# Sound Demo 1
This demo illustrates how to train a binary and a multilabel sound classifier using your microphone

#### run global setup

In [1]:
try:
    with open("../global_setup.py") as setupfile:
        exec(setupfile.read())
except FileNotFoundError:
    print('Setup already completed')

#### run local setup

In [2]:
from notebooks.experiments.src.sound_demos.live_predictions import LivePredictions, run_livepred
from notebooks.experiments.src.sound_demos.multilabel_classifier import Recorder, SoundClassifier
from src.audio.mini_recorder import miniRecorder

# Binary classifier
We are going to use a pretrained model to construct a binary sound classifier. The model is a deep convolutional nerual network in the same style as the [VGG16 network](https://arxiv.org/pdf/1409.1556.pdf), with slightly different settings and fewer layers. The VGG16 network was originally used for images so how can we use it for sound? Instead of working directly with the waveform signal we can work with the spectrogram, a 2d image, instead.  
The pretraining was done on the [UrbanSound8K dataset](https://urbansounddataset.weebly.com/urbansound8k.html).  This contains more than 8000 examples up to 4 seconds long of sound from 10 different classes (children playing, dogs barking among others).
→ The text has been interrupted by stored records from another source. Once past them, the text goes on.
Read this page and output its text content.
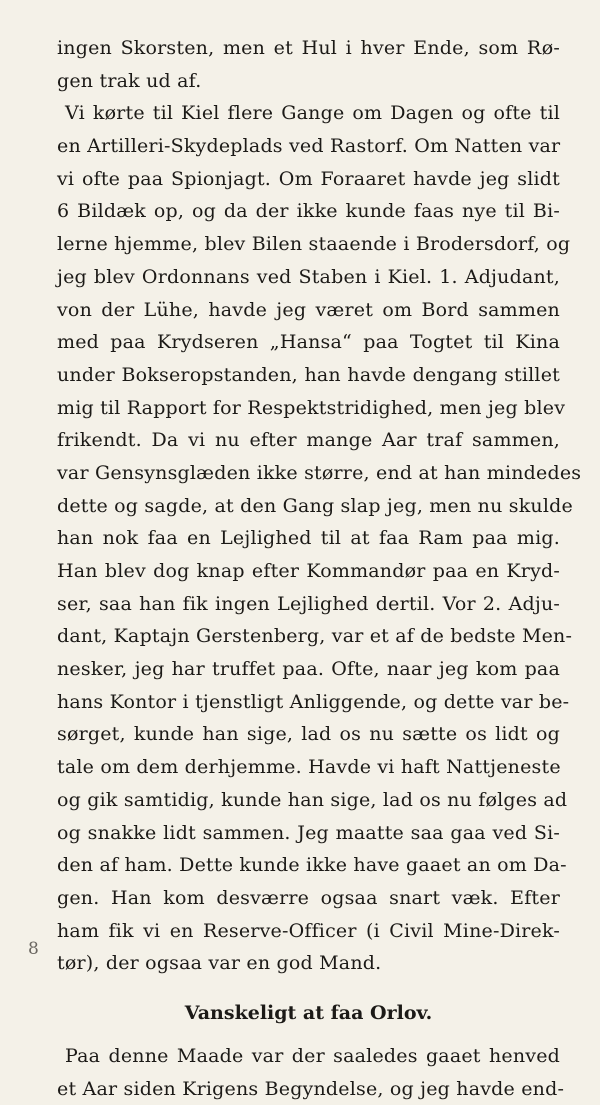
ingen Skorsten, men et Hul i hver Ende, som Rø-
gen trak ud af.
Vi kørte til Kiel flere Gange om Dagen og ofte til
en Artilleri-Skydeplads ved Rastorf. Om Natten var
vi ofte paa Spionjagt. Om Foraaret havde jeg slidt
6 Bildæk op, og da der ikke kunde faas nye til Bi-
lerne hjemme, blev Bilen staaende i Brodersdorf, og
jeg blev Ordonnans ved Staben i Kiel. 1. Adjudant,
von der Lühe, havde jeg været om Bord sammen
med paa Krydseren „Hansa“ paa Togtet til Kina
under Bokseropstanden, han havde dengang stillet
mig til Rapport for Respektstridighed, men jeg blev
frikendt. Da vi nu efter mange Aar traf sammen,
var Gensynsglæden ikke større, end at han mindedes
dette og sagde, at den Gang slap jeg, men nu skulde
han nok faa en Lejlighed til at faa Ram paa mig.
Han blev dog knap efter Kommandør paa en Kryd-
ser, saa han fik ingen Lejlighed dertil. Vor 2. Adju-
dant, Kaptajn Gerstenberg, var et af de bedste Men-
nesker, jeg har truffet paa. Ofte, naar jeg kom paa
hans Kontor i tjenstligt Anliggende, og dette var be-
sørget, kunde han sige, lad os nu sætte os lidt og
tale om dem derhjemme. Havde vi haft Nattjeneste
og gik samtidig, kunde han sige, lad os nu følges ad
og snakke lidt sammen. Jeg maatte saa gaa ved Si-
den af ham. Dette kunde ikke have gaaet an om Da-
gen. Han kom desværre ogsaa snart væk. Efter
ham fik vi en Reserve-Officer (i Civil Mine-Direk-
tør), der ogsaa var en god Mand.
Vanskeligt at faa Orlov.
Paa denne Maade var der saaledes gaaet henved
et Aar siden Krigens Begyndelse, og jeg havde end-
8
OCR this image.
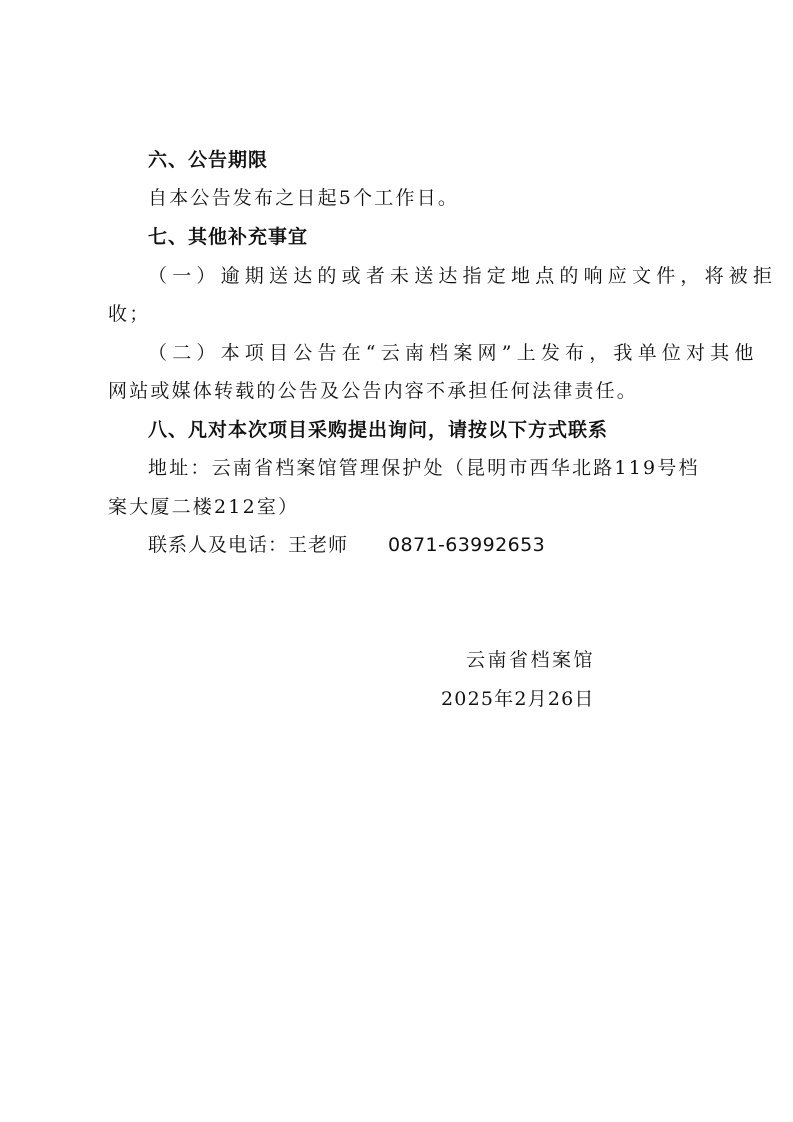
六、公告期限
自本公告发布之日起5个工作日。
七、其他补充事宜
（一）逾期送达的或者未送达指定地点的响应文件，将被拒
收；
（二）本项目公告在“云南档案网”上发布，我单位对其他
网站或媒体转载的公告及公告内容不承担任何法律责任。
八、凡对本次项目采购提出询问，请按以下方式联系
地址：云南省档案馆管理保护处（昆明市西华北路119号档
案大厦二楼212室）
联系人及电话：王老师 0871-63992653
云南省档案馆
2025年2月26日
Our hope is that the network has learnt some general audio-features from the spetrogram, that we can use to distinguish between two classes of sound of your choice.  

### Create dataset
First we create or own dataset as basis for training. The below cell will start a recording process where you first record $n$ examples of the first class, followed by $n$ examples of the second class. Whenever a recording is finished the next one starts immediately after.  

Things to keep in mind
- You can decide to just make the sound of class 0 throughout the recording time for class 0, or you can try to match exactly one example of this sound for each recording. Whatever you choose, make sure to do the same for the second class. What do you think will happen if there is a lot of silence in class 0 recordings, but not in class 1 recordings?
- How many examples do we need in each class in order to get a good classifier?
- How will background noise affect performance?
- What happens (should happen) at test-time if sounds from both classes are present in a recording?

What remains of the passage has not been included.